SYRACUSE, N.Y. — Here’s an early round-up of some of the winners and losers in the $156 billion New York state budget, which lawmakers debated through Thursday night and are still voting on Friday morning.
(This assumes the budget bills all pass, which is usually a safe assumption.)
1. Restaurants, retail shops, and other businesses employing minimum wage or low-wage workers. The gradual hike in the minimum wage to $15 an hour means that for every full-time employee currently earning the $9 an hour minimum wage, it will cost a business an extra $12,480 a year in salary once the $15 rate is reached.
2. Senate Republicans. They were vehement in their opposition to Cuomo’s $15 an hour minimum wage proposal. But in the end, the Senate reluctantly agreed to pass the minimum wage hike, albeit after negotiating some tweaks. Business organizations immediately criticized the wage hike. Republican senators won some other budget battles. But given the wage hike, will conservative voters and the businesses that contribute to Republican senators’ campaigns vigorously support them in November, when all 63 Senate seats are up for election and the Senate majority is at stake?
3. Good government groups. Despite the conviction of the Senate and Assembly’s top leaders, former Majority Leader Dean Skelos and Speaker Sheldon Silver, on public corruption crimes, lawmakers did not pass in the budget a single ethics reform proposed by good government groups. The governor and Legislature leaders did not include ethics reforms in the budget deal they made. The Democratic-controlled Assembly wouldn’t even support a bill that would strip Skelos, Silver and other convicted public officials of their state pensions. I guess taxpayers are losers then, too.
4. Democracy. The three men in a room – Gov.

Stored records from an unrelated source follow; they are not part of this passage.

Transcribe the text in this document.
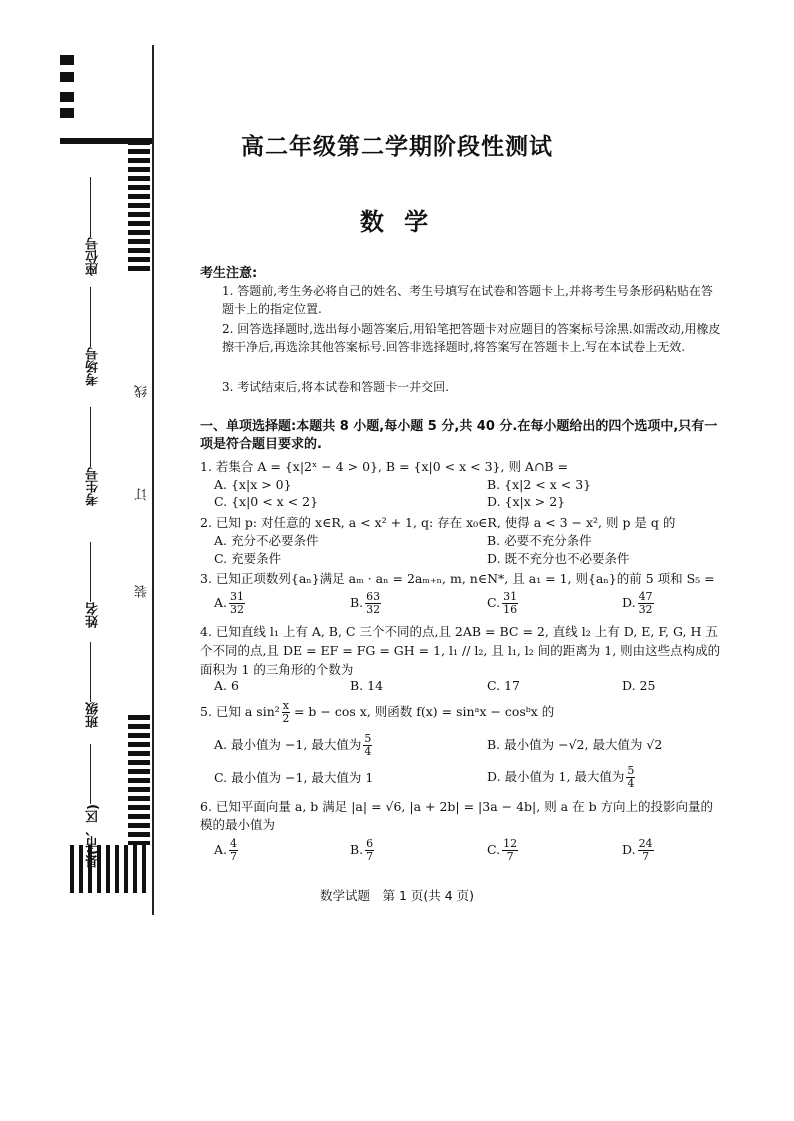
座位号
考场号
考生号
姓名
班级
县(市、区)
线
订
装
高二年级第二学期阶段性测试
数 学
考生注意:
1. 答题前,考生务必将自己的姓名、考生号填写在试卷和答题卡上,并将考生号条形码粘贴在答题卡上的指定位置.
2. 回答选择题时,选出每小题答案后,用铅笔把答题卡对应题目的答案标号涂黑.如需改动,用橡皮擦干净后,再选涂其他答案标号.回答非选择题时,将答案写在答题卡上.写在本试卷上无效.
3. 考试结束后,将本试卷和答题卡一并交回.
一、单项选择题:本题共 8 小题,每小题 5 分,共 40 分.在每小题给出的四个选项中,只有一项是符合题目要求的.
1. 若集合 A = {x|2ˣ − 4 > 0}, B = {x|0 < x < 3}, 则 A∩B =
A. {x|x > 0}	B. {x|2 < x < 3}
C. {x|0 < x < 2}	D. {x|x > 2}
2. 已知 p: 对任意的 x∈R, a < x² + 1, q: 存在 x₀∈R, 使得 a < 3 − x², 则 p 是 q 的
A. 充分不必要条件	B. 必要不充分条件
C. 充要条件	D. 既不充分也不必要条件
3. 已知正项数列{aₙ}满足 aₘ · aₙ = 2aₘ₊ₙ, m, n∈N*, 且 a₁ = 1, 则{aₙ}的前 5 项和 S₅ =
A. $\frac{31}{32}$	B. $\frac{63}{32}$	C. $\frac{31}{16}$	D. $\frac{47}{32}$
4. 已知直线 l₁ 上有 A, B, C 三个不同的点,且 2AB = BC = 2, 直线 l₂ 上有 D, E, F, G, H 五个不同的点,且 DE = EF = FG = GH = 1, l₁ // l₂, 且 l₁, l₂ 间的距离为 1, 则由这些点构成的面积为 1 的三角形的个数为
A. 6	B. 14	C. 17	D. 25
5. 已知 a $\sin^2 \frac{x}{2} = b - \cos x$, 则函数 f(x) = sinᵃx − cosᵇx 的
A. 最小值为 −1, 最大值为 $\frac{5}{4}$	B. 最小值为 −√2, 最大值为 √2
C. 最小值为 −1, 最大值为 1	D. 最小值为 1, 最大值为 $\frac{5}{4}$
6. 已知平面向量 a, b 满足 |a| = √6, |a + 2b| = |3a − 4b|, 则 a 在 b 方向上的投影向量的模的最小值为
A. $\frac{4}{7}$	B. $\frac{6}{7}$	C. $\frac{12}{7}$	D. $\frac{24}{7}$
数学试题　第 1 页(共 4 页)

Andrew Cuomo, Senate Majority Leader John Flanagan and Assembly Speaker Carl Heastie – negotiated the budget deal behind closed doors. Then through the night, lawmakers debated and voted on budget bills that commit New York to spending $156 billion without having time to read the bills or hold public hearings, and without voters having a chance to weigh in.

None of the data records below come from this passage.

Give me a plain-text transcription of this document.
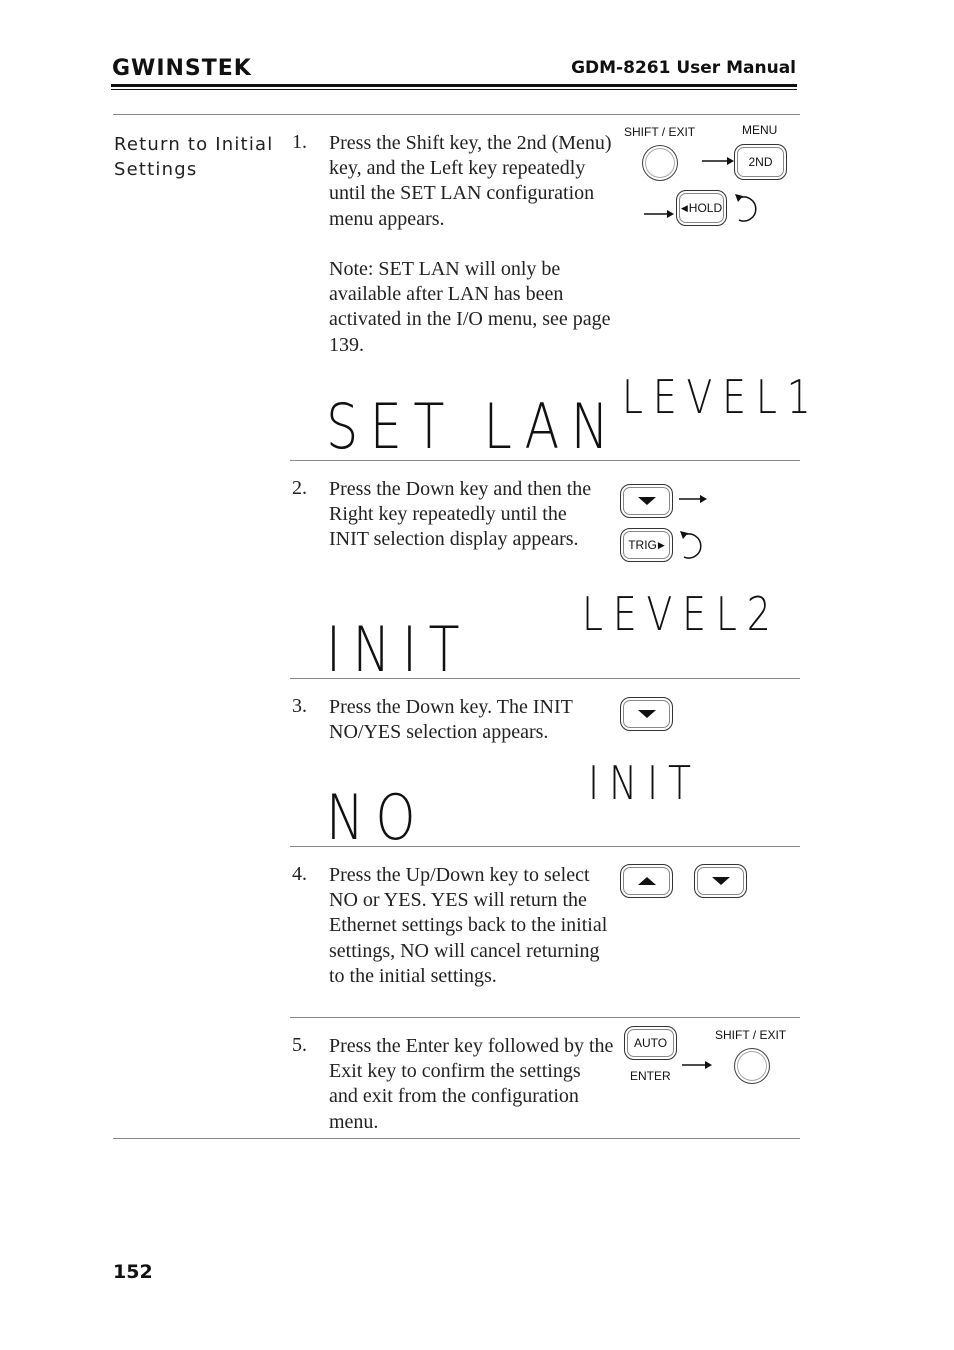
GWINSTEK	GDM-8261 User Manual
Return to Initial
Settings
1. Press the Shift key, the 2nd (Menu) key, and the Left key repeatedly until the SET LAN configuration menu appears.
Note: SET LAN will only be available after LAN has been activated in the I/O menu, see page 139.
SHIFT / EXIT	MENU
2ND
◀ HOLD
SET LAN LEVEL1
2. Press the Down key and then the Right key repeatedly until the INIT selection display appears.	TRIG ▶
INIT LEVEL2
3. Press the Down key. The INIT NO/YES selection appears.
NO	INIT
4. Press the Up/Down key to select NO or YES. YES will return the Ethernet settings back to the initial settings, NO will cancel returning to the initial settings.
5. Press the Enter key followed by the Exit key to confirm the settings and exit from the configuration menu.
AUTO
ENTER
SHIFT / EXIT
152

1. Middle income taxpayers. You’ll have to wait until 2018, but the budget includes annual income tax cuts beginning that year for joint filers with income under $300,000. The Senate Republicans can claim credit for that.

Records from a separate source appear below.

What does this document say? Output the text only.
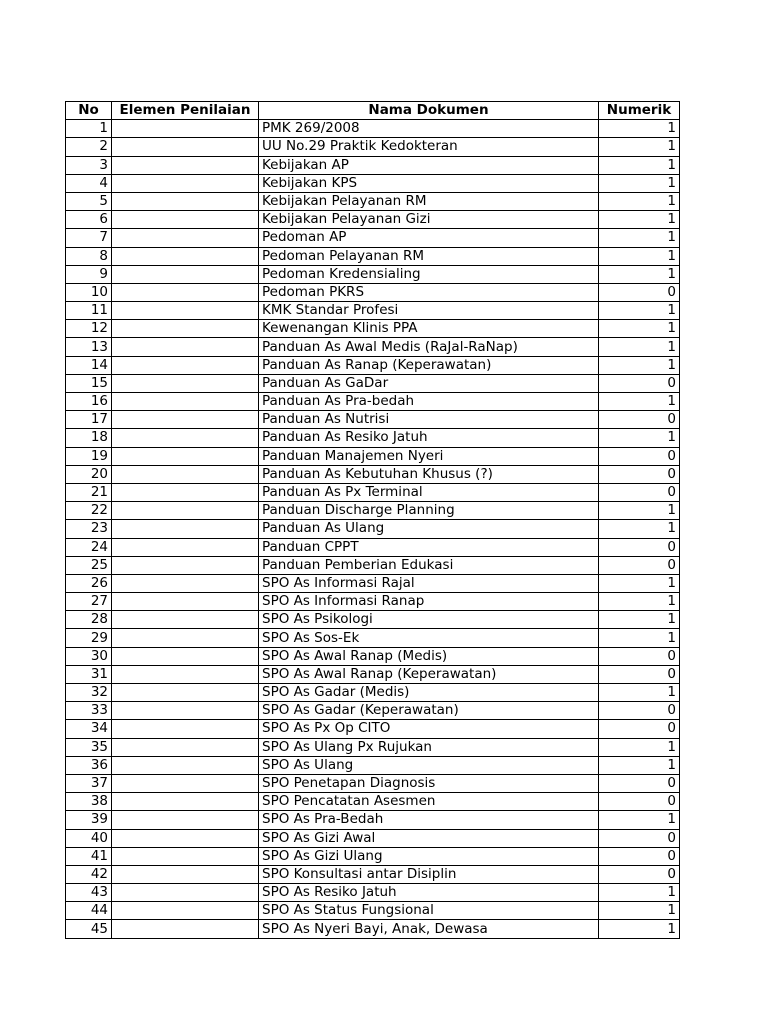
No	Elemen Penilaian	Nama Dokumen	Numerik
1		PMK 269/2008	1
2		UU No.29 Praktik Kedokteran	1
3		Kebijakan AP	1
4		Kebijakan KPS	1
5		Kebijakan Pelayanan RM	1
6		Kebijakan Pelayanan Gizi	1
7		Pedoman AP	1
8		Pedoman Pelayanan RM	1
9		Pedoman Kredensialing	1
10		Pedoman PKRS	0
11		KMK Standar Profesi	1
12		Kewenangan Klinis PPA	1
13		Panduan As Awal Medis (RaJal-RaNap)	1
14		Panduan As Ranap (Keperawatan)	1
15		Panduan As GaDar	0
16		Panduan As Pra-bedah	1
17		Panduan As Nutrisi	0
18		Panduan As Resiko Jatuh	1
19		Panduan Manajemen Nyeri	0
20		Panduan As Kebutuhan Khusus (?)	0
21		Panduan As Px Terminal	0
22		Panduan Discharge Planning	1
23		Panduan As Ulang	1
24		Panduan CPPT	0
25		Panduan Pemberian Edukasi	0
26		SPO As Informasi Rajal	1
27		SPO As Informasi Ranap	1
28		SPO As Psikologi	1
29		SPO As Sos-Ek	1
30		SPO As Awal Ranap (Medis)	0
31		SPO As Awal Ranap (Keperawatan)	0
32		SPO As Gadar (Medis)	1
33		SPO As Gadar (Keperawatan)	0
34		SPO As Px Op CITO	0
35		SPO As Ulang Px Rujukan	1
36		SPO As Ulang	1
37		SPO Penetapan Diagnosis	0
38		SPO Pencatatan Asesmen	0
39		SPO As Pra-Bedah	1
40		SPO As Gizi Awal	0
41		SPO As Gizi Ulang	0
42		SPO Konsultasi antar Disiplin	0
43		SPO As Resiko Jatuh	1
44		SPO As Status Fungsional	1
45		SPO As Nyeri Bayi, Anak, Dewasa	1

2. Minimum wage workers. They’ll get a series of raises until they hit $15 an hour. That will happen by Dec. 31, 2018 in New York City (except at businesses 10 or fewer workers), but it will take longer in Upstate to reach $15.
3. Unions, especially those representing low-wage workers. The unions were Gov. Andrew Cuomo’s ally in his campaign to raise New York’s minimum wage to $15 an hour, which will be tied for the highest in the country. Remember all that talk about unions losing their power?
4. SUNY students, at least for now. The Legislature balked at approving the SUNY 2020 plan, which would have allowed the state’s public colleges and universities to continue to raise tuition up to $300 per year for another five years. So tuition will not increase this year. But SUNY students could eventually find themselves facing bigger less frequent tuition increases.
5. Teachers and kids. The budget provides a record amount of school funding, $24.6 billion, for the state’s more than 700 school districts. The $1.5 billion increase over last year was very close to what the Republican-controlled Senate proposed. The Senate was also successful in eliminating the Gap Elimination Adjustment, which hit suburban and rural districts the hardest.
6. Construction companies and workers in hard hats. The budget includes over $55 billion of transportation capital projects statewide, including $27.14 billion for state Department of Transportation and Thruway programs in Upstate and $27.98 billion for Metropolitan Transportation Authority programs in the New York City area.
7. Gov. Andrew Cuomo. He made the $15 minimum wage and paid family leave his biggest budget priorities. And he got both included in the budget deal, along with a middle class tax cut that he didn’t propose but can now claim credit for. Although California lawmakers passed their state’s $15 an hour minimum wage a day before New York lawmakers, Cuomo can still declare himself at the forefront of the #FightFor15. And while Cuomo championed liberal issues, he kept the increase in state government operational spending at 2 percent.